Dr. Lazar Radic, a Senior Scholar at the International Center for Law & Economics and an Adjunct Professor of Law at IE University, said, “India should explore strategies to attract players to the market before regulating them. Regulatory challenges posed by the Digital Markets Act (DMA) might deter gatekeepers from innovating, potentially leading to negative outcomes for users, similar to the delays experienced by Meta’s Thread launch and Bard’s introduction in Europe. These incidents underscore the broader impact on consumer choice and innovation.” He added, “The DMA is also criticized for its vague goals, lack of clear cost-benefit analysis procedures, and rigid structure without exemptions for consumer benefits and industry innovation. India should avoid hastily adopting experimental regulations and instead focus on understanding the objectives behind Europe’s DMA.”
Mr. Kazim Rizvi, Founding Director, The Dialogue, said, “The current regulatory framework presents a mixed bag of proposals. At this stage, the Competition Commission of India (CCI) needs more technical expertise and capacity. As per the CDCL’s recommendations, it is imperative that focus is given to increasing the capacity of the Commission. Additionally, there are potential overlaps and conflicts between the draft Digital Competition Bill and other tech laws and policies, which come under the mandate of different ministries. Therefore, there is a need for inter-regulatory coordination. He further added, “The consultation period should be extended by at least three months, given the complexity of the law and its far-reaching implications on the economy, business models, and supply chains.”
Ms. Shreya Suri, Partner, Indus Law, said, “The draft Digital Competition Bill, 2024 has been the centre of controversy over the last week as far as Tech Policy is concerned. While it relies heavily on the EU Digital Markets Act as a frame of reference, significant thought must be given to the manner of its application to the Indian economy – which is much more fragmented and caters to a much larger target market as a whole. While comments on the draft are sought within the very ambitious timeline of April 15, the industry and economic impact of such an ex ante framework will have to be studied in detail, across all stakeholder segments, before concluding on the exact parameters and contours of how the conduct of SSDEs must be shaped through regulation.
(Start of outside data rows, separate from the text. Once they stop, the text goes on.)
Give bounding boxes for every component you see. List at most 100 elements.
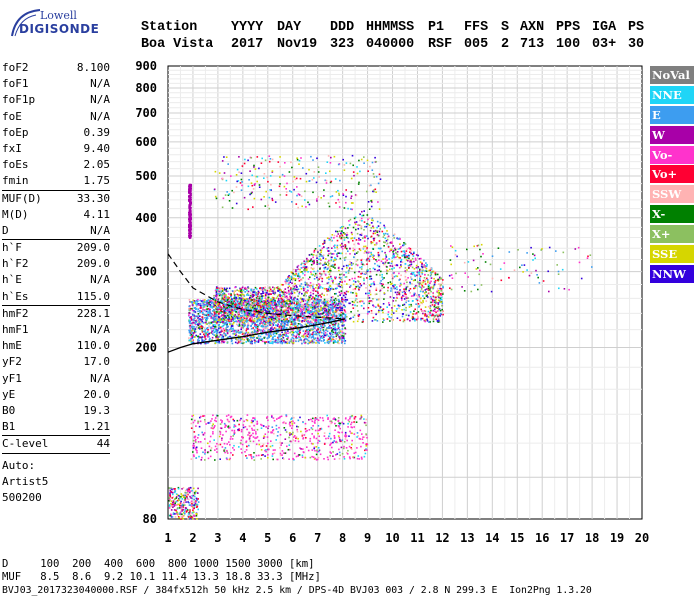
echo-point [250, 336, 253, 339]
echo-point [217, 308, 219, 311]
echo-point [198, 321, 200, 323]
echo-point [188, 307, 190, 310]
echo-point [200, 319, 203, 321]
echo-point [218, 342, 221, 344]
echo-point [236, 299, 239, 302]
echo-point [261, 340, 264, 343]
echo-point [315, 329, 318, 332]
echo-point [304, 330, 307, 332]
echo-point [312, 289, 315, 292]
echo-point [284, 295, 287, 298]
echo-point [330, 335, 332, 337]
echo-point [204, 321, 207, 324]
echo-point [391, 257, 394, 259]
echo-point [312, 328, 314, 331]
echo-point [196, 299, 198, 302]
echo-point [251, 310, 254, 312]
echo-point [439, 297, 442, 299]
echo-point [230, 302, 232, 304]
echo-point [214, 289, 217, 292]
echo-point [293, 318, 295, 321]
echo-point [274, 310, 276, 313]
echo-point [217, 336, 220, 339]
echo-point [372, 232, 375, 235]
echo-point [351, 277, 354, 280]
echo-point [408, 303, 410, 306]
echo-point [293, 317, 295, 320]
echo-point [284, 330, 287, 333]
echo-point [297, 275, 299, 277]
echo-point [283, 291, 285, 293]
echo-point [323, 263, 326, 265]
echo-point [414, 287, 417, 289]
echo-point [334, 250, 336, 252]
echo-point [244, 306, 246, 308]
echo-point [420, 287, 423, 289]
echo-point [341, 226, 343, 228]
echo-point [418, 273, 421, 276]
echo-point [327, 340, 329, 343]
echo-point [212, 316, 214, 319]
x-tick-label: 4 [239, 531, 246, 545]
echo-point [326, 282, 329, 285]
echo-point [260, 312, 263, 314]
echo-point [324, 309, 326, 312]
echo-point [333, 245, 335, 247]
echo-point [284, 341, 287, 343]
echo-point [400, 274, 402, 277]
echo-point [278, 287, 281, 290]
echo-point [439, 299, 442, 301]
echo-point [268, 293, 271, 295]
echo-point [363, 273, 366, 275]
echo-point [277, 309, 279, 312]
echo-point [287, 279, 290, 281]
echo-point [231, 323, 234, 325]
echo-point [339, 305, 341, 307]
echo-point [311, 289, 314, 291]
echo-point [236, 298, 239, 301]
echo-point [357, 285, 359, 287]
echo-point [238, 315, 240, 318]
echo-point [271, 312, 273, 315]
echo-point [383, 234, 386, 236]
echo-point [345, 264, 348, 267]
echo-point [239, 337, 242, 339]
echo-point [376, 269, 379, 272]
echo-point [395, 275, 397, 277]
echo-point [319, 327, 322, 330]
echo-point [216, 296, 218, 298]
echo-point [206, 302, 209, 304]
echo-point [372, 248, 375, 250]
echo-point [432, 299, 434, 302]
echo-point [217, 329, 219, 331]
echo-point [344, 292, 346, 295]
echo-point [338, 339, 341, 341]
echo-point [245, 341, 248, 343]
echo-point [316, 284, 318, 287]
echo-point [269, 304, 271, 306]
echo-point [441, 308, 443, 311]
echo-point [215, 290, 218, 293]
echo-point [325, 308, 328, 311]
echo-point [221, 340, 224, 343]
echo-point [324, 325, 326, 327]
echo-point [271, 331, 274, 334]
echo-point [345, 256, 347, 259]
echo-point [388, 316, 390, 318]
echo-point [301, 292, 303, 295]
echo-point [202, 304, 204, 306]
echo-point [291, 336, 294, 339]
echo-point [230, 315, 233, 318]
echo-point [246, 301, 248, 303]
echo-point [331, 310, 334, 312]
echo-point [337, 327, 340, 330]
echo-point [311, 323, 313, 326]
echo-point [259, 299, 261, 302]
echo-point [344, 342, 346, 345]
echo-point [422, 266, 425, 268]
echo-point [188, 299, 191, 301]
echo-point [348, 242, 350, 244]
echo-point [269, 317, 272, 319]
echo-point [291, 302, 293, 305]
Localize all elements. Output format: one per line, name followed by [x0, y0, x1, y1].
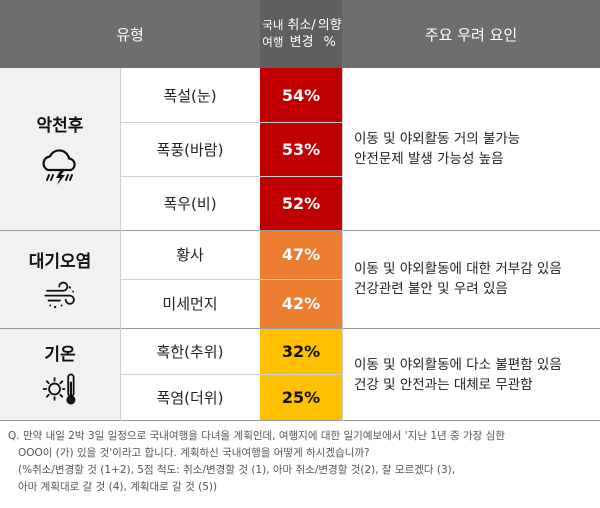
footnote-line: 아마 계획대로 갈 것 (4), 계획대로 갈 것 (5)) [18, 481, 218, 493]
header-percent-line2: 취소/변경 [287, 18, 316, 50]
group-divider [0, 230, 600, 231]
item-heat-wave: 폭염(더위) [120, 374, 260, 421]
group-label: 악천후 [36, 115, 84, 136]
pct-heavy-snow: 54% [260, 68, 342, 122]
pct-yellow-dust: 47% [260, 230, 342, 279]
header-reason: 주요 우려 요인 [342, 0, 600, 68]
column-divider [120, 68, 121, 421]
item-yellow-dust: 황사 [120, 230, 260, 279]
row-divider [120, 279, 342, 280]
header-percent: 국내여행 취소/변경 의향 % [260, 0, 342, 68]
table-bottom-border [0, 420, 600, 421]
reason-air-pollution: 이동 및 야외활동에 대한 거부감 있음 건강관련 불안 및 우려 있음 [342, 230, 600, 328]
header-percent-line1: 국내여행 [262, 18, 284, 49]
item-cold-wave: 혹한(추위) [120, 328, 260, 374]
header-type: 유형 [0, 0, 260, 68]
pct-cold-wave: 32% [260, 328, 342, 374]
pct-fine-dust: 42% [260, 279, 342, 328]
column-divider [342, 68, 343, 421]
group-air-pollution: 대기오염 [0, 230, 120, 328]
reason-temperature: 이동 및 야외활동에 다소 불편함 있음 건강 및 안전과는 대체로 무관함 [342, 328, 600, 421]
row-divider [120, 374, 342, 375]
footnote-line: (%취소/변경할 것 (1+2), 5점 척도: 취소/변경할 것 (1), 아… [18, 464, 456, 476]
item-storm: 폭풍(바람) [120, 122, 260, 176]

It will also be pertinent to see market impact and advantages in the EU.”
Experts highlighted that the objectives behind DDMA extend beyond fairness and contestability to include elements of protectionism and market power. India boasts a vibrant startup ecosystem, with over 100 unicorns spanning diverse sectors, contrasting to the EU’s limited number of homegrown enterprises. They also stressed that by requiring extensive monitoring and compliance measures, the law may discourage experimentation and investment in new technologies and services. Tight regulations could inadvertently lead to reduced competition in the market, resulting in fewer choices for consumers and higher prices. While the criteria may provide clarity on which companies are subject to the regulations, smaller players within the identified category may still face disproportionate burdens. Moreover, the global landscape for ex-ante regulation in digital markets is new, with limited precedents. Nations like Japan and Singapore are reevaluating their planned regulations, underscoring the need for caution due to the uncertain impact on market dynamics and competition enforcement. Moreover, proposed regulations might extend to sectors without sufficient evidence of anti-competitive behavior, potentially imposing constraints on digital services lacking clear signs of market failure or harm to competition.
Key recommendations shared by experts:

  • Narrowing the scope of ‘Core Digital Services’ to include only those supported by existing evidence and studies would justify the need for such classification.
  • Exemptions for startups and SMEs can alleviate compliance burdens, enabling them to focus on innovation and growth.
  • Ensure regulations remain flexible and adaptable to the evolving digital economy, with provisions for regular reviews/updates based on industry changes and technological advancements.
  • Engage with startups, industry associations, consumer groups, and academia in discussions to ensure regulations reflect diverse perspectives on market dynamics and challenges.